Tutto ciò, nel tra­va­glio del mel­ting pot ribol­lente che signi­fica soprat­tutto igna­via e ini­quità delle poli­ti­che sull’immigrazione, che aprono spazi alla pre­di­ca­zione xeno­foba e agli impren­di­tori poli­tici della paura, un tempo i Gen­ti­lini e i Bossi oggi i Bitonci e i Salvini.

Zaia è la figura sin­tesi. La sini­stra non ha saputo pro­porre un’alternativa per­ché non ha for­nito rispo­ste ori­gi­nali e con­crete ma, al più, nell’azione di governo a Roma e spesso local­mente, sug­ge­stioni o rivi­si­ta­zioni «mode­rate» delle stesse ricette leghi­ste e libe­ri­ste. Certo, poi ci vuole anche la fac­cia tosta di Zaia, l’abilità a dipin­gersi come estra­neo non solo giu­di­zia­ria­mente ma anche poli­ti­ca­mente alla cor­ru­zione che ha segnato l’amministrazione da lui gui­data (o di cui era il vice, con Galan) di cui lo scan­dalo Mose è solo il più ecla­tante esem­pio, così da porsi come l’uomo giu­sto per gover­nare anche un Veneto giunto, dopo scan­dali e crisi, al suo «anno zero» (per citare un altro fre­sco libro impor­tante, di Renzo Maz­zaro, edito da Laterza).

All’anno zero del Veneto, e all’ora x di Vene­zia, l’ora in cui, il pros­simo 14 giu­gno, al bal­lot­tag­gio, per la prima volta da vent’anni la città rischia di pas­sare in mano alla destra peg­giore, la sini­stra si pre­senta inquieta, insi­cura e divisa.

Si è detto della Regione. Nel capo­luogo, lo scan­dalo Mose, con l’arresto del sin­daco, il com­mis­sa­ria­mento del Comune e l’esplodere della sua crisi finan­zia­ria (anche per gli effetti per­versi del patto di sta­bi­lità), ha disar­ti­co­lato il modello poli­tico e ammi­ni­stra­tivo svi­lup­pa­tosi dagli anni Novanta e ha rime­sco­lato le forze, con il pre­va­lere, a sini­stra (ma anche a destra), di for­ma­zioni civi­che che ripo­si­zio­nano l’offerta elet­to­rale in ter­mini più aperti e tra­sver­sali, a volte personalistici.

Anche a Vene­zia la sini­stra ha cer­cato strade diverse sia den­tro una coa­li­zione che la lea­der­ship di Cas­son ren­deva più natu­rale sia all’esterno.
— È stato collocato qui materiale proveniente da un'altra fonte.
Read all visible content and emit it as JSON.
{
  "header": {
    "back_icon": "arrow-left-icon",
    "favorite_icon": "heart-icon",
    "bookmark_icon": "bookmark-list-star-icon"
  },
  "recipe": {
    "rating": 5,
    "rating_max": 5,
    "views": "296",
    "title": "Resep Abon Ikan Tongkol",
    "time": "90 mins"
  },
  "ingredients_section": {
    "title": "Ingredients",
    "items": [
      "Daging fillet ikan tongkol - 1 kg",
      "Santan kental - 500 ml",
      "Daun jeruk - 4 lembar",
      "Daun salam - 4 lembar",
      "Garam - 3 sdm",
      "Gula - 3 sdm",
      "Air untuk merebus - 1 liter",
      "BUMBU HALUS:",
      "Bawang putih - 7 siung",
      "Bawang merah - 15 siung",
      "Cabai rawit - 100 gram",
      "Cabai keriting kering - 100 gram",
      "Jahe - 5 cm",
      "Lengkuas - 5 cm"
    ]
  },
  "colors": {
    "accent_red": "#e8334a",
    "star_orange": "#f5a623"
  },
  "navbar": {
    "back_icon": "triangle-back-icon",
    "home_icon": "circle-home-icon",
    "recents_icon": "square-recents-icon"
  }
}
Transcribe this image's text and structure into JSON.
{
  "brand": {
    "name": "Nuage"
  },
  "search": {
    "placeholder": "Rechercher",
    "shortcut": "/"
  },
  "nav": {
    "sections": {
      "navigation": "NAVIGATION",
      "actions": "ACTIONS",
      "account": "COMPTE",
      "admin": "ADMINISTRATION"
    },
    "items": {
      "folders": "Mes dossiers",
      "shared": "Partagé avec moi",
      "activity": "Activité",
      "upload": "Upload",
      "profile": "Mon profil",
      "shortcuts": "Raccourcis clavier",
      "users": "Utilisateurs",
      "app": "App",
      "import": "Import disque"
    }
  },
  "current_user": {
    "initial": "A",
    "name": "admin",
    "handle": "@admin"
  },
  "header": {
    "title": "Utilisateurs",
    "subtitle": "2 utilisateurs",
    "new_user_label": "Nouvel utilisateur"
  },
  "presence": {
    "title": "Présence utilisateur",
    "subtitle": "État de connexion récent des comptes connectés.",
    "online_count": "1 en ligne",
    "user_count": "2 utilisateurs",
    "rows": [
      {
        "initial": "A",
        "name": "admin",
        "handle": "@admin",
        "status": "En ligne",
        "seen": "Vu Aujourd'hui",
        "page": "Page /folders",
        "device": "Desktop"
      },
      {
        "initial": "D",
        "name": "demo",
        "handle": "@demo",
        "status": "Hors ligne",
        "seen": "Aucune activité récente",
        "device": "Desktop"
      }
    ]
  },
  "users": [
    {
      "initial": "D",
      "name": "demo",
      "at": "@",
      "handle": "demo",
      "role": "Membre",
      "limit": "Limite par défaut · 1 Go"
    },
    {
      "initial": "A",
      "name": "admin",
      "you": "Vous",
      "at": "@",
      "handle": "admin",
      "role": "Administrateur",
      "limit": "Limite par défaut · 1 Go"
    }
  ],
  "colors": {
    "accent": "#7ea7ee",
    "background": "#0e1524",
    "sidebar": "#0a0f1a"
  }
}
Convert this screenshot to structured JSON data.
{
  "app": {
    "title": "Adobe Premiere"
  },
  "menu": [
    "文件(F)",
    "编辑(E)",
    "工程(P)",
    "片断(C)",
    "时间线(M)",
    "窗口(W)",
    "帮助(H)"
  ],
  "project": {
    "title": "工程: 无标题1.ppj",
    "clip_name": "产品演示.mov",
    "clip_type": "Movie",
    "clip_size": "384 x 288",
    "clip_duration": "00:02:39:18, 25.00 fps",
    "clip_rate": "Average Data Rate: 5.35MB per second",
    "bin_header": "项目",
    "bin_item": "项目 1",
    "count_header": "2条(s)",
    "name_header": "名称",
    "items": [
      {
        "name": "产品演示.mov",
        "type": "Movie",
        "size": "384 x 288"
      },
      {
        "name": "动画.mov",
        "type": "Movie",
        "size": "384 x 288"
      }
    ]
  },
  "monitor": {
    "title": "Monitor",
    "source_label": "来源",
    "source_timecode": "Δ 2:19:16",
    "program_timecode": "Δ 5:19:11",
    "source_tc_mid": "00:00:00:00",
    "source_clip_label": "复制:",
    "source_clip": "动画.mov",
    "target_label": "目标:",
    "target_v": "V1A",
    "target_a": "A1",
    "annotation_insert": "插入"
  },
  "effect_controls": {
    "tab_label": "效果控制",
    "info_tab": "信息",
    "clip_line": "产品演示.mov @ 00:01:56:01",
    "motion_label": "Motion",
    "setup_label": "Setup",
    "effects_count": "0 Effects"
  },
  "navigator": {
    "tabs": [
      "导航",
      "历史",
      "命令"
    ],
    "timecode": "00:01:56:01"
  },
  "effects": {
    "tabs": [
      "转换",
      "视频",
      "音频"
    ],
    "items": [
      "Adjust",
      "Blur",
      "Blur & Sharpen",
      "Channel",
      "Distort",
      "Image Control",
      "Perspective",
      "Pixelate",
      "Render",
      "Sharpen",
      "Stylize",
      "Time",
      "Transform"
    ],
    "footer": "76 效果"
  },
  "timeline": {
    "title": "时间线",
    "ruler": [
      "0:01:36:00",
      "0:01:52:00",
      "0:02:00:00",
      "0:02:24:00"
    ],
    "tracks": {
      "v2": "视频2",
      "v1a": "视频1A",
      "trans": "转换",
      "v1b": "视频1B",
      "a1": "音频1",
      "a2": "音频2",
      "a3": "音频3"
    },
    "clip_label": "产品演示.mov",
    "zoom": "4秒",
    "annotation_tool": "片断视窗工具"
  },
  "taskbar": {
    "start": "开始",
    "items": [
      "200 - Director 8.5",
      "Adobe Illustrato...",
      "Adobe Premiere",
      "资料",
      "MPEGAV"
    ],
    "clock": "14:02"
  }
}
In entrambi i casi si è rac­colto poco. Le pro­po­ste sono sem­brate più resi­duali che inno­va­tive. Il bal­lot­tag­gio tra Cas­son e Bru­gnaro è anche segnato da que­sta debo­lezza della sini­stra, oltre che dalle ambi­guità e dif­fi­coltà del Pd, come in Regione.

Se la forza aperta di Cas­son, oltre che il suo pro­filo inte­ger­rimo, riu­sci­ranno a unire il meglio dell’esperienza di governo della città e le forze che si sono sem­pre oppo­ste al sistema cor­rotto con i movi­menti e i per­corsi «civici» che pun­tano a una vir­tuosa inno­va­zione poli­tica e ammi­ni­stra­tiva (e a un’idea di città all’altezza di que­sto ini­ziale terzo mil­len­nio di Vene­zia), oltre ad assi­cu­rarsi la vit­to­ria cree­ranno le con­di­zioni per un nuovo spa­zio poli­tico, in cui la stessa sini­stra, in forme ine­dite, potrà ritro­varsi e ria­vere forza e respiro.

L’anno zero del Veneto e l’ora x di Vene­zia coin­ci­dono e s’intrecciano, infine, con il com­plesso, agi­tato momento poli­tico nazio­nale, di esso risen­tono ma ad esso, dalla città e dai ter­ri­tori, pos­sono comin­ciare a rispon­dere in modo originale.